Online gambling opponents have forever been claiming that higher rates of problem gambling are caused by vast exposure to gambling opportunities, such as the internet.
However, according to the results of a new study, this argument has been refuted and could assist those who are endeavouring to bring legal online gambling to the United States and other regions in the world.
The study that was conducted by the University at Buffalo Research Institute on Addictions (RIA) saw 2,613 people being interviewed during 1999-2000. A second study was also conducted during 2011-2013 on 2,963 people who were asked about their participation in different gambling activities that ranged from lottery tickets to online gambling.
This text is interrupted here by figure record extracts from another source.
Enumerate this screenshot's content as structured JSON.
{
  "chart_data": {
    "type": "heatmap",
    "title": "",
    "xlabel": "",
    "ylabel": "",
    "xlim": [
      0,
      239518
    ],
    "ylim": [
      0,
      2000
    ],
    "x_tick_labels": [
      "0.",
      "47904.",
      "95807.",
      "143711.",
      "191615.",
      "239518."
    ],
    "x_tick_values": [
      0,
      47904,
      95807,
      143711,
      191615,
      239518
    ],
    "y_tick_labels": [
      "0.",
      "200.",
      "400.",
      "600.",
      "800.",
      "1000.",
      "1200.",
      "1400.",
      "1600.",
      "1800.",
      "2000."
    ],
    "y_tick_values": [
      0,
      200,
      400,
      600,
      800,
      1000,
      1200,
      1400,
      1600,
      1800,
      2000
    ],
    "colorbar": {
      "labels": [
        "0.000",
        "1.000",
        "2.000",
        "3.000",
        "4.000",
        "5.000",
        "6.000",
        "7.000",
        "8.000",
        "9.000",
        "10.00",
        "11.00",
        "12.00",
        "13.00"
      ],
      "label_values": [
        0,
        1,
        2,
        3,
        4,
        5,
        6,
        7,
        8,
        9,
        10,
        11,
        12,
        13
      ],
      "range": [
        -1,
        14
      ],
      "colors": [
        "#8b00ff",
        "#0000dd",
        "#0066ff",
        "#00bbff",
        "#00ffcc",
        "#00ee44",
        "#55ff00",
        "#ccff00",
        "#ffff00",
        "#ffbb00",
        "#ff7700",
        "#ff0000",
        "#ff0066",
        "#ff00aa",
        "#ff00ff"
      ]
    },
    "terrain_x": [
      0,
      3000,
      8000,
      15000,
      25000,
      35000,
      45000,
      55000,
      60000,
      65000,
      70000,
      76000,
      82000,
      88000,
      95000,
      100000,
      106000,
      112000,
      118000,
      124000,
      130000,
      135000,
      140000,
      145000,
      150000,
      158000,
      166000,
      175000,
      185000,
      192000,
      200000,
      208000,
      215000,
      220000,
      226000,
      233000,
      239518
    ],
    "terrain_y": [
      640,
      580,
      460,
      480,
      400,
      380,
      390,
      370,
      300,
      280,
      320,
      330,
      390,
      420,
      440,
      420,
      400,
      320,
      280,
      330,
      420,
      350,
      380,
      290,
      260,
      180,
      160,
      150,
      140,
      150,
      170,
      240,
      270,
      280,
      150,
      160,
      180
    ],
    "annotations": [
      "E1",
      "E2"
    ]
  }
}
The result of this study revealed that although people were much more exposed to gambling opportunities these days due to the growth in mobile technology, the internet and advertising, the rate of problem gambling stayed in the 3.5 to 5.5% range with pathological gambling remaining in the 1 to 2.4% range.
The study shows that there has been a drop in the frequency of gambling activity between the first and the second survey with overall participation in gambling decreasing from 82.2% during 1999-2000 to 76.9% during 2011-2013.
According to John W. Welte, a senior researcher at the RIA, results were compared from two nationwide telephone surveys that were conducted a decade apart and they found no significant increase in problem gambling in the US even though there was a nationwide increase in opportunities for gambling.